De arte, batracios y políticos

Visionaria, Débora Arango pintó hace 70 años como batracios a las élites retardatarias de la política. A jerarcas de la Iglesia que, eternos en su  misoginia, se unieron a la encerrona contra esta pionera del arte moderno en Colombia, por ser ella contestataria y mujer. Acaso vislumbró la artista el renacer de la cruzada, hoy contra la “ideología de género” (eufemismo del odio milenario a la mujer) trocado en arma de guerra. A la campaña se sumó el cardenal Rubén Salazar, tan activo en exhibirse ahora al lado del papa Francisco que sacudió al país con su prédica de paz. Débora Arango forma parte de la reveladora obra Rebeldes, de Myriam Bautista. Reúne la escritora en ella perfiles de seis colombianas del siglo pasado, dechado de las virtudes negadas a las mujeres de su tiempo: talento, carácter y valentía para ocupar el podio de las iconoclastas. Glosamos aquí apartes del capítulo sobre la pintora antioqueña.

A Débora Arango la persiguieron, la ocultaron por humanizar a la mujer en sus desnudos; por demoler la estética del eterno femenino, tan conveniente a la supremacía del varón. Por pintar las fealdades de un país que navegaba en sangre y miseria hacia la esquiva modernidad. Por destapar en sus lienzos  el grotesco que reverberaba en el oscurantismo, en la hipocresía y el poder intimidatorio de las fuerzas más retrógradas. Hoy convergen éstas de nuevo para disputarse el poder en 2018 y reavivar el espíritu fascista que acosó a la pintora; retroceso que iniciaba ya el gobierno de Seguridad Democrática.

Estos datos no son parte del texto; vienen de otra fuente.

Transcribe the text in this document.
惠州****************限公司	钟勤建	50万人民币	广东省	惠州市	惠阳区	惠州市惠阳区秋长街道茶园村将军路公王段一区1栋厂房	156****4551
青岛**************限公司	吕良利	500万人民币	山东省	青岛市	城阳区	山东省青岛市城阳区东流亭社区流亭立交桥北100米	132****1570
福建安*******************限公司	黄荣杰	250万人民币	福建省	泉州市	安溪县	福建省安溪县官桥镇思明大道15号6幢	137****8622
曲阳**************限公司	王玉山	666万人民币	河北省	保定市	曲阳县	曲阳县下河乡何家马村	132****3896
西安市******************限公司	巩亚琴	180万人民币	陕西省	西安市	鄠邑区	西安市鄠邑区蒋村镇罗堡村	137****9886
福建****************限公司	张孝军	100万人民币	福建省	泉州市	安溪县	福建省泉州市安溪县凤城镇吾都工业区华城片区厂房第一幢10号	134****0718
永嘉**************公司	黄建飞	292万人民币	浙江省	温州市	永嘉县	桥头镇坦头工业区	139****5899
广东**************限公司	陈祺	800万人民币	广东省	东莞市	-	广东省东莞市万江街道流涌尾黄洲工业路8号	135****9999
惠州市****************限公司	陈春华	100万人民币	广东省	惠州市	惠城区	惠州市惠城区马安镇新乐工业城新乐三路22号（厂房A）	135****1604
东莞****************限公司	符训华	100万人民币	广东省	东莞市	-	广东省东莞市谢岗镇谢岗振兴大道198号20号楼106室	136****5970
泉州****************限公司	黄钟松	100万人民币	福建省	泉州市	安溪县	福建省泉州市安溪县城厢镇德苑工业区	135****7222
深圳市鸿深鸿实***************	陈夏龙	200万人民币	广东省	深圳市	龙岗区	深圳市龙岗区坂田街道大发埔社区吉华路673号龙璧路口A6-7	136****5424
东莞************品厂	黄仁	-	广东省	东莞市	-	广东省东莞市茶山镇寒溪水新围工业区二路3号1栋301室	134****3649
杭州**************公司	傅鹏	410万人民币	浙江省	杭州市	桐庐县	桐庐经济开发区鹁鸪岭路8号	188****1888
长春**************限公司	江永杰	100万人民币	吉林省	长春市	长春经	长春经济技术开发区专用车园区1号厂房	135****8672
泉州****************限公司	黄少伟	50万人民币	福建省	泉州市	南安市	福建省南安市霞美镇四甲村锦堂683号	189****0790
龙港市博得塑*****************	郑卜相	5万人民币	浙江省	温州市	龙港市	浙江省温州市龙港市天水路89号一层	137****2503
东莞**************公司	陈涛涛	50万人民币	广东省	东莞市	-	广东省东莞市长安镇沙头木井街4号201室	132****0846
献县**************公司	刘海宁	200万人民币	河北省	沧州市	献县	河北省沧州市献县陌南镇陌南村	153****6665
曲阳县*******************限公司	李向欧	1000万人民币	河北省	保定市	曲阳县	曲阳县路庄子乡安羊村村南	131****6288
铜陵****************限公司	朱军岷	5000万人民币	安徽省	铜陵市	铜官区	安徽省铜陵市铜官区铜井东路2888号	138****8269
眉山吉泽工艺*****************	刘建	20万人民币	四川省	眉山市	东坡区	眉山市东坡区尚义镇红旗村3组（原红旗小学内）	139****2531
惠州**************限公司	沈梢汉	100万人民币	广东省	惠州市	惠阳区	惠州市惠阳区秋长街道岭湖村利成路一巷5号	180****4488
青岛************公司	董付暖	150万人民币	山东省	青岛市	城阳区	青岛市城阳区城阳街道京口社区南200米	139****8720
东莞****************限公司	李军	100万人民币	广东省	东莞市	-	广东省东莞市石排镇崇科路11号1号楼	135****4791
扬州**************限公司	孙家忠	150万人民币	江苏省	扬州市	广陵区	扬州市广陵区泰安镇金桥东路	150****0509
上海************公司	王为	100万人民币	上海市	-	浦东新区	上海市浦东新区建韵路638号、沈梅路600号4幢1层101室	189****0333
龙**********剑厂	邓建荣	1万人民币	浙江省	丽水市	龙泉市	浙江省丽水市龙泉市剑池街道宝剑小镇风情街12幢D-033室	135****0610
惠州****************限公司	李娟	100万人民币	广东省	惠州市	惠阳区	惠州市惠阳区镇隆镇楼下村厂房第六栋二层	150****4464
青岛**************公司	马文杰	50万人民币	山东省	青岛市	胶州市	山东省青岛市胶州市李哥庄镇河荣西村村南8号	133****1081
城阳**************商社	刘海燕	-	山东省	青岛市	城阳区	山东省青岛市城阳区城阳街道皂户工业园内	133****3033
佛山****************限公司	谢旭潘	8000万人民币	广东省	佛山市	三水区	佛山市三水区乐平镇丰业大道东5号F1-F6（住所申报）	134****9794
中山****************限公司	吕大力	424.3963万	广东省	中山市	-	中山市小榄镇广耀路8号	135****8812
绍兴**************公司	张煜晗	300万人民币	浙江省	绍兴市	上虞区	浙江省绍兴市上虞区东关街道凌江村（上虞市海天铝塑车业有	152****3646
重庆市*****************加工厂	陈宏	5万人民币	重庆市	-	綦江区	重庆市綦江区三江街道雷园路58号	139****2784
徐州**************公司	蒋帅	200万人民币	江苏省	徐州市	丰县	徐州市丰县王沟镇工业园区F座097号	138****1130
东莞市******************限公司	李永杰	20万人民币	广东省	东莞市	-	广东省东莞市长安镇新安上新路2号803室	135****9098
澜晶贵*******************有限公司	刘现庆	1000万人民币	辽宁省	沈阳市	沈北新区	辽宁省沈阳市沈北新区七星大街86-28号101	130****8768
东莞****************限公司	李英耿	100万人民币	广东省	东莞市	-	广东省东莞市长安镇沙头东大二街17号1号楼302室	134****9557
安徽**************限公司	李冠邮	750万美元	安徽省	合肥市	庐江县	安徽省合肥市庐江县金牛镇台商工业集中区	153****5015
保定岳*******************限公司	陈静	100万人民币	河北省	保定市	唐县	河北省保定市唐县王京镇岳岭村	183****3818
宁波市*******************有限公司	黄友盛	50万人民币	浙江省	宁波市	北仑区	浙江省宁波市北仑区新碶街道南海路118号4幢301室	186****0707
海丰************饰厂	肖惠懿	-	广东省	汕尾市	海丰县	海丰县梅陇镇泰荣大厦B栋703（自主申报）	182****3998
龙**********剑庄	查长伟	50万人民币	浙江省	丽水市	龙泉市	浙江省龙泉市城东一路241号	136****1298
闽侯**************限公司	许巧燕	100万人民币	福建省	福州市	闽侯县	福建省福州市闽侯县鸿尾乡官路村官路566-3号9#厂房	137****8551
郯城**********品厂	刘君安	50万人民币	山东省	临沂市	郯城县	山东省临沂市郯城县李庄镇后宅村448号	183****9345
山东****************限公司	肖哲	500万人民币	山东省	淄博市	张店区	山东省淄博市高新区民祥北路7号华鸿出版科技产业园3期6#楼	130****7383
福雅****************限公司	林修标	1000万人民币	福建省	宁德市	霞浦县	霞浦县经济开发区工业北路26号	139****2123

Discípula de Pedro Nel Gómez, incursionó Débora Arango en el expresionismo con sus desnudos, sus óleos y acuarelas de sátira política y de denuncia social. En 1939 debutó con una exposición que el diario conservador La Defensa consideró “obra impúdica que ni siquiera un hombre debiera exhibir”. El obispo de Medellín, García Benítez, la reconvino por mostrar obra indigna de una mujer (no de un hombre). Pero ella siguió pintando desnudos sabiendo  que un cuerpo puede no ser bello, pero es humano, natural. El arte, dijo, no tiene que ver con la moral: un desnudo el sólo naturaleza sin disfraz, paisaje en carne humana. Como la vida no puede apreciarse desde la hipocresía y el ocultamiento, mis temas son duros, acres, casi bárbaros y desconciertan a quienes quieren hacer de la naturaleza lo que no es.

En animales representó a los protagonistas de la política y de la Violencia. Primera en cuestionar el poder desde la pintura, revolucionaria no de palabra sino de obra, se paseó por el 9 de abril, la dictadura de Rojas y el Frente Nacional. Escribe Santiago Londoño que a la idealización de la antioqueñidad opuso Arango la realidad de los marginales. Y la de la política: “batracios, reptiles, aves de rapiña, sapos, lobos sustituyen a los políticos y a sus aduladores. (Hay también) ratas que arañan el erario, sapos entorchados que se regocijan en su banquete”. Obispos, calaveras y serpientes refrendan el esperpéntico saqueo. Catilinarias le dedicó Laureano Gómez desde el Capitolio. Y Francisco Franco mandó descolgar sus cuadros el día mismo en que se iniciaba una exposición de Arango en Madrid.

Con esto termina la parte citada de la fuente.